Runaway Love
 ――着信。

 ――……岡くんだ……。

 一瞬、ギクリと身体がこわばる。
 けれど、深呼吸して、通話を押した。

『あ、茉奈さん、今大丈夫ですか?』

「――……何」

 かろうじて出た言葉に、内心苦る。
 岡くんは、それには何も触れずに続けた。
『……驚きました。……まさか、他の男性と来るとは思わなかったので』
「え?」
『え?』
 ――他のって……誰の事言って……。
 そこまで考え、あたしはようやく気がついた。

 岡くんが会ったのは――前髪を切る前の、野口くんだ。

 だから、平然としていたのか。

 あたしは、ようやく納得する。
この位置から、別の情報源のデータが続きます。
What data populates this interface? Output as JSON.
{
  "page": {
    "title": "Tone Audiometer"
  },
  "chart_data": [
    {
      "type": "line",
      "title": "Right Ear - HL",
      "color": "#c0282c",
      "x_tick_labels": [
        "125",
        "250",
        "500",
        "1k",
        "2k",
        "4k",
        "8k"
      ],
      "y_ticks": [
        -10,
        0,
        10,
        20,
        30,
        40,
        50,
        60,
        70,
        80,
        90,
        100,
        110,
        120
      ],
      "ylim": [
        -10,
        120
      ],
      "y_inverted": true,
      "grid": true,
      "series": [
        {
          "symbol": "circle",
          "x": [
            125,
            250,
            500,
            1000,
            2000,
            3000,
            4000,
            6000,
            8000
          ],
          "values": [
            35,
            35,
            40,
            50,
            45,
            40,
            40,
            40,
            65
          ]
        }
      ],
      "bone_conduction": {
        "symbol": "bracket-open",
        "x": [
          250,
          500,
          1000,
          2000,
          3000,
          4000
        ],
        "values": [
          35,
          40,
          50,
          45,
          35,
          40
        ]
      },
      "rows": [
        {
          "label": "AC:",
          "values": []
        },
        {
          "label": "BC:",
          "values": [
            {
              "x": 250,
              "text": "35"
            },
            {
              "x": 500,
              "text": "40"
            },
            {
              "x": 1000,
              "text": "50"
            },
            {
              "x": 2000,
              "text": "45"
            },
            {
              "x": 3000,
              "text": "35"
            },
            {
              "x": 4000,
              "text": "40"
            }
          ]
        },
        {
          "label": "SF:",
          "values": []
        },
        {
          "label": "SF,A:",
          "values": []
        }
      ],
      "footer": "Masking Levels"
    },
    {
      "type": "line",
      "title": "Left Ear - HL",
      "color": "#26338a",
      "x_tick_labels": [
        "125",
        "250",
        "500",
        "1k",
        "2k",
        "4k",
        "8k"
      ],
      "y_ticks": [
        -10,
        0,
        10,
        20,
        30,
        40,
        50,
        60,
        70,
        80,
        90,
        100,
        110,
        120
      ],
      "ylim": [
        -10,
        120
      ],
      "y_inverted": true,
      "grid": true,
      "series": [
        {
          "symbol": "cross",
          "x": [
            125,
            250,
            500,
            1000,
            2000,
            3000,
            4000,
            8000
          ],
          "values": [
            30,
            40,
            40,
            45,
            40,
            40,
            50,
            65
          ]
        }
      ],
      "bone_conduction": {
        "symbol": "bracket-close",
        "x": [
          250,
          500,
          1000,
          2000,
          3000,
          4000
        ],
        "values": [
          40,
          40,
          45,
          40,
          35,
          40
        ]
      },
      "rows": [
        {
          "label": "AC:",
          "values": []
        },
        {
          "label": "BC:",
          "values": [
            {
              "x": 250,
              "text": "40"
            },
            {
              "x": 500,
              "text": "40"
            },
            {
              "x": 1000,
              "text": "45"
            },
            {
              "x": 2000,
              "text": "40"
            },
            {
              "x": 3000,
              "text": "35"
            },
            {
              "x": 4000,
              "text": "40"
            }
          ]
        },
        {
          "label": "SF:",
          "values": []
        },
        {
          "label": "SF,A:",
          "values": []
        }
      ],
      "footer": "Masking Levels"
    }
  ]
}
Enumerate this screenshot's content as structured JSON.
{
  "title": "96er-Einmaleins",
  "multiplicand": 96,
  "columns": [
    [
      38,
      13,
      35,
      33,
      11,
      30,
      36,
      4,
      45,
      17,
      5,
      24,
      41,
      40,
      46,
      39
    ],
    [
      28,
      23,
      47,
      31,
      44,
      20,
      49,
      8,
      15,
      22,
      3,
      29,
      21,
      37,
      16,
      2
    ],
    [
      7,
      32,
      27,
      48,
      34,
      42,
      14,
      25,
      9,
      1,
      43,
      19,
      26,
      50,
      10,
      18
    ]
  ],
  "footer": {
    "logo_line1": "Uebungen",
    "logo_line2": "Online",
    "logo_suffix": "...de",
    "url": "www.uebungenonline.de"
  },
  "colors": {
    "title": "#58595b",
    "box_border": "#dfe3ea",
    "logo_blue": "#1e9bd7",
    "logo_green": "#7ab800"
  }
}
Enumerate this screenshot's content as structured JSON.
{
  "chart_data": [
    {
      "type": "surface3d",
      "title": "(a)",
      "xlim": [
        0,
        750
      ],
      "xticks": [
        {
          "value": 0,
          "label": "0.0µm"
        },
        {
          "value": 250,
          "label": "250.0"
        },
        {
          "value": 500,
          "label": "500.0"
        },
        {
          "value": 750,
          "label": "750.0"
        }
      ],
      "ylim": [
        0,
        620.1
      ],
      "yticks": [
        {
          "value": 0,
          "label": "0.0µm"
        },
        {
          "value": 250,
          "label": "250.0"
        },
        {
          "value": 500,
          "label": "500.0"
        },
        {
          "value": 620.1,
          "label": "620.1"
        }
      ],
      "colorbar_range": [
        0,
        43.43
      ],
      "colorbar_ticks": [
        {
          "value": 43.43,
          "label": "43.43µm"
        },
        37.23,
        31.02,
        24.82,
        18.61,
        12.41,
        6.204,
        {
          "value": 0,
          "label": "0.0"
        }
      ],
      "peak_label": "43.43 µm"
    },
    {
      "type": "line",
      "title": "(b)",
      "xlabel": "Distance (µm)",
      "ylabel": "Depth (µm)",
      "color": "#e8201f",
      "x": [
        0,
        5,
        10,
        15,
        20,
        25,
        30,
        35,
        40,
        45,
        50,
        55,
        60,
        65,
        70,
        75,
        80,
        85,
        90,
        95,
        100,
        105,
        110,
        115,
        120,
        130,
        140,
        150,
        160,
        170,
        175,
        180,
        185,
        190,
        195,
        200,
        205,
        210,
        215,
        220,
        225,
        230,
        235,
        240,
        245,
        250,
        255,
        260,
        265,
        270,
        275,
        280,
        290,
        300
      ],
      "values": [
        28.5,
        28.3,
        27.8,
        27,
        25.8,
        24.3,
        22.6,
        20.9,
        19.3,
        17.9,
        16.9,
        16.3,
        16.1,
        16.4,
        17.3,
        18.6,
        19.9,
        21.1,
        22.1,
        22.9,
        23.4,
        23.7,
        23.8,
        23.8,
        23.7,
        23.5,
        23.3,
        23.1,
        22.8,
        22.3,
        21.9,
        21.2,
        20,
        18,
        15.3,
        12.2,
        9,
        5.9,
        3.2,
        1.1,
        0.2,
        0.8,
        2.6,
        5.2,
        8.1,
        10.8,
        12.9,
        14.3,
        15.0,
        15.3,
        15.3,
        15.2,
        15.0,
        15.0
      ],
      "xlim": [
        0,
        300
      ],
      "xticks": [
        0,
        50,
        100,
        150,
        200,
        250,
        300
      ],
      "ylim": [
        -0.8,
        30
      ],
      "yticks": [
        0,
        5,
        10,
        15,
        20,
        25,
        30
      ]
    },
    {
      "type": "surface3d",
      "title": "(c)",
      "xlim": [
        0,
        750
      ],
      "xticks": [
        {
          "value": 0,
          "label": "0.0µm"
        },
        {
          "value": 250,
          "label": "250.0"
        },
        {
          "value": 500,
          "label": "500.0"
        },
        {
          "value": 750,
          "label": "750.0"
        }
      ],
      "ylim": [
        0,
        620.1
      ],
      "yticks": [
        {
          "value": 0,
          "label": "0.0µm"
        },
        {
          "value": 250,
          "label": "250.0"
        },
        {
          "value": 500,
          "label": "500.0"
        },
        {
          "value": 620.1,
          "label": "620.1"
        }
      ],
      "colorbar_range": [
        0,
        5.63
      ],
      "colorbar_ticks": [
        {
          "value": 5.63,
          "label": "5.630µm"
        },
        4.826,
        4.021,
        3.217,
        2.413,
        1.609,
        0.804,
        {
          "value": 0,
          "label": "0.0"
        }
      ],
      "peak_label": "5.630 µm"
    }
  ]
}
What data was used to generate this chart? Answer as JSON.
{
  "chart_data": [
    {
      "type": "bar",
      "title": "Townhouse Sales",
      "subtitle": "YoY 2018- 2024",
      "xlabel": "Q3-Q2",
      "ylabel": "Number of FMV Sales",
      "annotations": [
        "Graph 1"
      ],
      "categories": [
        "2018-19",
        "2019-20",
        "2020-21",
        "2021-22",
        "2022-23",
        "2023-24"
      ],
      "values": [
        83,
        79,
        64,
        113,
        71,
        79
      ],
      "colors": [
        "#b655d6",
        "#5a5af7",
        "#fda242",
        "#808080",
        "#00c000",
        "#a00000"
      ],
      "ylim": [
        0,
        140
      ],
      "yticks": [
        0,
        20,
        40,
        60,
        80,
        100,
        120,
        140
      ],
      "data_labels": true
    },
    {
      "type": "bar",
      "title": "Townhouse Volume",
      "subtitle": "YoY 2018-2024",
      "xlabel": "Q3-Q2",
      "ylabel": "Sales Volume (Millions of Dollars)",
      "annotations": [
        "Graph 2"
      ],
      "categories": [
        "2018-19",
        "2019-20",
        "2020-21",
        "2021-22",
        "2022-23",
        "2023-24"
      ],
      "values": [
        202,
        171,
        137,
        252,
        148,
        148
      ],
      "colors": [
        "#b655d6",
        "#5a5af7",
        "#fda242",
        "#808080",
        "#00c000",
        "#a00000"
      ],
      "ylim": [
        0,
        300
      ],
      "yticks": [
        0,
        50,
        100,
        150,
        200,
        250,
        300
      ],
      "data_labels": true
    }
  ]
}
と、同時に、もし、気がついていたらと思ったら、背筋が凍った。
『茉奈さん?』
「え、あ、あのね……彼……野口くんよ」

『え』

 完全に、絶句している。
 それもそうだろう。
 以前(まえ)の姿しか知らない人は、彼が野口くんだとはわからないはずだ。
『……どこのモデルと一緒かと思いました……』
「中身は変わらないわよ」
 外見をどうこう言われるのは、野口くんの本意ではない。
 それは、間違いたくない。
『……そうですか……。でも、じゃあ、よく来ようと思いましたね』
「――……あたしだって、粘ったわよ。でも、無理だった」
 言い訳のようになるが、仕方ない。事実だ。
『……野口さん、距離置く、って、理解してますか?』
 少しだけ不機嫌そうに言う彼。その表情が簡単に想像できて、苦笑いが浮かぶ。
 たぶん、さっきの食事の件だろう。
「――……ああ、あのね、野口くん……無意識なのよ」
『え?』
「……本人も、昔からだって言ってたんだけど……無意識に、女性が勘違いするような事したり、言ったりするの。刷り込みみたい」
『……刷り込みって……』
 確かに、アレ(・・)が刷り込みとは、考えづらいだろう。
 お姉さん達の教育の賜物は、彼にとっては、あまり、ありがたくは無かったようだ。
「直したいとは言ってるんだけど、無意識だから、自分で気づかないのよ」
『……えっと……じゃあ、オレ、牽制されたとかじゃ……』
 あたしは、苦笑いして首を振る。
「違うんじゃない?本人、ケロッとしてたし」
『……ていうか……ライバル増えたのかと思いました……』
「そんな訳ないでしょ。そんな物好き、そうそう増えてたまるもんですか」
 半分自虐だ。
 ――こんな、つまらない女、相手にしてどうするの。
 浮かんでくるのは、そんな言葉。
『茉奈さん』
「え?」
『少なくとも、三人はいますからね』
「――……っ……」
『自覚、してますよね?』
 クギを刺され、あたしは、思わずふてくされた。

「――もう、とっくにしてるわよ!」

 すると、岡くんは、うれしそうに返した。

『ありがとうございます』

 何に対するお礼なのか聞きそびれたまま、彼は通話を終えた。

 ――……だから、考えたいのよ。

 あたしは、そう、心の中でボヤくと、スマホをバッグに投げ入れた。